Belfast Telegraph

Isaac: Original Star Wars amazing

Oscar Isaac has revealed he prefers the original Star Wars films to the rebooted trilogy.

The Inside Llewyn Davis star, who has been cast in Star Wars: Episode VII, admitted the changes the franchise's creator George Lucas made to the older films, including new computer-generated creatures and added scenes, made the movies "less interesting" to watch.

He told the Huffington Post: "As an artist, like, he made the s**t, so why can't he do whatever the heck he wants with it.

"There's a part of me that appreciates that he doesn't really care if people are upset about it. He decided to share it with all of it and he wants to go back and do stuff, whatever."

Oscar continued: "But as a fan, I'd much rather go back and watch the old thing, because it's a product of the time. It's what did you do at the time with the things that you had. And that's what made that movie so amazing.
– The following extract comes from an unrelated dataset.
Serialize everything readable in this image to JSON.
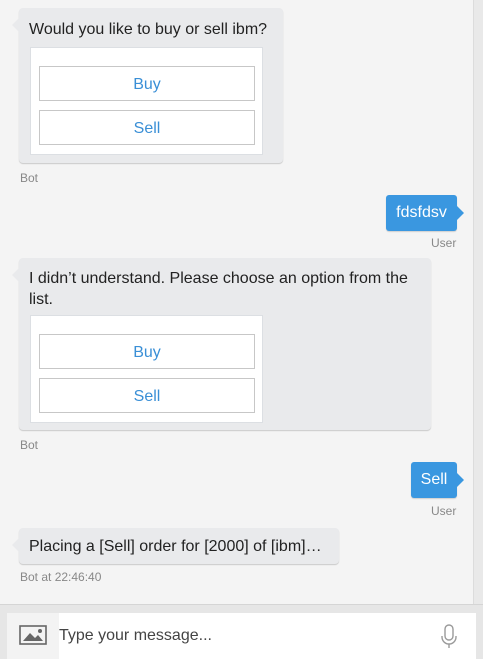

"At that time with that technology he made this thing and it was f***ing awesome. So, you know, to go back and kind of tweak it with new stuff, it doesn't make it more interesting for me as a watcher. It makes it less interesting, but I can't fault him for doing that."

The 35-year-old actor remained tight-lipped about his character in the upcoming instalment, directed by JJ Abrams and due for release in 2015.

"There's not anything that I can say about the character, but I can say that I'm most excited and, I know this seems nerdy, but I love the fact that JJ Abrams is shooting it on film," he explained.

"And that's not just from an aesthetic standpoint - it really does matter - but it's about how a movie is filmed and the set, it changes it. It changes so many things."

Oscar added: "I mean, I've had to do things over again because there was a hair in the gate, which is so old school, but it just feels better, and movies are all about feeling, so I think that's something that I'm so very excited about apart from the fact that it looks amazing, so textured and alive."